The World Bank has upgraded its growth forecast for sub-Saharan African economies, including Nigeria, to 3.8% for this year, driven by stable prices and easing monetary policies. This follows the Central Bank of Nigeria’s recent decision to cut interest rates from 27.5% to 27%. The bank’s biannual Africa Pulse report also upgraded growth forecasts for Ethiopia and the Ivory Coast, citing stabilizing foreign exchange and inflation rates.
Real incomes in the region are expected to grow at a faster rate this year and into the next two years, according to the report. However, the rebound is yet to gain strong momentum, following a decade of successive shocks. The report notes that growth will accelerate to an annual average of 4.4% in the next two years, up from an initial forecast of 4.3%.
The World Bank attributes the improved growth prospects to favorable conditions, including low inflation and stable currencies. The median inflation rate in the region is less than 4%, and most currencies have recovered from previous declines against the US dollar. Andrew Dabalen, chief economist for Africa at the World Bank, noted that these conditions are fueling a recovery in private consumption and investment.
However, the regional economic outlook faces risks, including trade uncertainty, high debt burdens, and the need to create jobs for millions of young people entering the job market. The World Bank warns that fiscal consolidation efforts could curb the pace of recovery in some economies. The bank urged governments to focus on creating good jobs by improving the business environment and nurturing small and mid-sized firms.

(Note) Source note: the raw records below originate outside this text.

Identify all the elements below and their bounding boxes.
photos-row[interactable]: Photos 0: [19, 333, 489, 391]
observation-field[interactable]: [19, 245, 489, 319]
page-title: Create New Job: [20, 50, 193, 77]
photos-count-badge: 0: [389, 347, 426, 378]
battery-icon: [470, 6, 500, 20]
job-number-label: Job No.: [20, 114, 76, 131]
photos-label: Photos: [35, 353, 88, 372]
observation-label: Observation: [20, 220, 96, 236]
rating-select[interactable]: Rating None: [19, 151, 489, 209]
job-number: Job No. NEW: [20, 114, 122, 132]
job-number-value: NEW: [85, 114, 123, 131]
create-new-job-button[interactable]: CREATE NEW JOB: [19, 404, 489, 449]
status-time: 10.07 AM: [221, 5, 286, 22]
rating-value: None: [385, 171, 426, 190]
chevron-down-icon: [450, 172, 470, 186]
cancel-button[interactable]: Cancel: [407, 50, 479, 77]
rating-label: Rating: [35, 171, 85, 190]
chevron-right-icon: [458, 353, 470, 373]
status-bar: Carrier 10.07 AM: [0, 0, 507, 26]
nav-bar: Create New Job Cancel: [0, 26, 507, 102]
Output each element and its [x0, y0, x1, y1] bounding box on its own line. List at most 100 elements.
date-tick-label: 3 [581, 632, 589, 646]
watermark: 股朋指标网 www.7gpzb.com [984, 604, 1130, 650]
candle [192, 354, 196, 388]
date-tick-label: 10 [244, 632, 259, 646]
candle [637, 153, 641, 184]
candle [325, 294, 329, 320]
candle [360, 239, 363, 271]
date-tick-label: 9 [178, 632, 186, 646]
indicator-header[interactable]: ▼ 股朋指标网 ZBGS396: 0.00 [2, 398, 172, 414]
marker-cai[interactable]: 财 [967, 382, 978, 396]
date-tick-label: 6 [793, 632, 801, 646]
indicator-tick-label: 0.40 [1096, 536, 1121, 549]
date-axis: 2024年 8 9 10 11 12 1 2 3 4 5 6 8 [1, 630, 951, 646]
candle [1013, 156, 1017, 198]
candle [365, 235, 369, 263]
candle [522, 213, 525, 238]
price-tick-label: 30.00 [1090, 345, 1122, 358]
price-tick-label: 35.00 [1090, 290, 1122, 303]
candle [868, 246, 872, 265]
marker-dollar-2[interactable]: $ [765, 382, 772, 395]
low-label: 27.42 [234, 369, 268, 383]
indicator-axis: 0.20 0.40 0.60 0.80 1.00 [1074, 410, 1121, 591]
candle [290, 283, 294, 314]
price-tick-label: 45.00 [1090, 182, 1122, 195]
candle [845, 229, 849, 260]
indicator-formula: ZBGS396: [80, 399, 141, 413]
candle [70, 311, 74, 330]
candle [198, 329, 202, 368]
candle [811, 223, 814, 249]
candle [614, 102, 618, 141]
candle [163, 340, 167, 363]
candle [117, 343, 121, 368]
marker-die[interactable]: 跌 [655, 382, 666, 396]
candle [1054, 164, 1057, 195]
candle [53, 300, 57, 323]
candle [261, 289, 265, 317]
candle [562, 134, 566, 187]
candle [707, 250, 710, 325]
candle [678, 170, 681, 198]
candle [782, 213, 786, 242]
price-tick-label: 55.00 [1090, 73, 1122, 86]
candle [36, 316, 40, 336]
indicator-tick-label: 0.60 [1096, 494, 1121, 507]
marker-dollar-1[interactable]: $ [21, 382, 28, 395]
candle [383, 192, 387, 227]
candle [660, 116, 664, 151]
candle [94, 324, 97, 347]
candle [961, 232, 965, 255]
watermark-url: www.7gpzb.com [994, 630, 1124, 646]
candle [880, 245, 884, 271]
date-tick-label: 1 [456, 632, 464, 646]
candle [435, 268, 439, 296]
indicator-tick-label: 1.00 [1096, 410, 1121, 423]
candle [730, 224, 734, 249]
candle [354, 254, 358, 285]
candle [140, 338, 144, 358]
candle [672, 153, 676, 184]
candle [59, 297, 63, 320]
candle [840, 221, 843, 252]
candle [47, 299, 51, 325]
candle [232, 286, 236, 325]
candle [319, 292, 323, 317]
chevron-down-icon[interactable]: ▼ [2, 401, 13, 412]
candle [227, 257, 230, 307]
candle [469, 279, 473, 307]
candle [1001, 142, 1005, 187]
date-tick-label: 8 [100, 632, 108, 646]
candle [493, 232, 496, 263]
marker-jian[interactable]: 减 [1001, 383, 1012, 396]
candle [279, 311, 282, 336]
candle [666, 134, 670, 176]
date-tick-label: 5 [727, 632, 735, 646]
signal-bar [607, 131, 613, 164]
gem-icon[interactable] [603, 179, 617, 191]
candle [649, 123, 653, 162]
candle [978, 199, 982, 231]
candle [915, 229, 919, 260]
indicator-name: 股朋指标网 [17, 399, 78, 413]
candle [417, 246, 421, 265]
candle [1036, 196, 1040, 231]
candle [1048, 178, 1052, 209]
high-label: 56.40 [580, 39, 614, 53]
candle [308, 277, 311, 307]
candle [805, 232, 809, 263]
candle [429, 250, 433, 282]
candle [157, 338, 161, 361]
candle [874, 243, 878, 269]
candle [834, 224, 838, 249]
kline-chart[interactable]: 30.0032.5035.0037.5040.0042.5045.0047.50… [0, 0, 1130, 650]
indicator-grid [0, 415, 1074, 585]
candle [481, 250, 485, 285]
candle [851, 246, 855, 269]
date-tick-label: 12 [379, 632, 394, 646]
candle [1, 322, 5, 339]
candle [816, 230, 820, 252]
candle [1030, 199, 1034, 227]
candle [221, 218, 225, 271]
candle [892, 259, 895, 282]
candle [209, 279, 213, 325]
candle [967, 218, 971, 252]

The creation of jobs is a critical challenge for policymakers, with three-quarters of jobs in the region’s economies in the informal sector. Lack of employment opportunities has led to youth-led protests in several countries, including Kenya, Nigeria, and Madagascar. The World Bank emphasizes that solving these problems is crucial to avoid disruption and ensure economic stability. With the regional economy showing signs of recovery, policymakers must prioritize job creation and economic growth to ensure a sustainable future.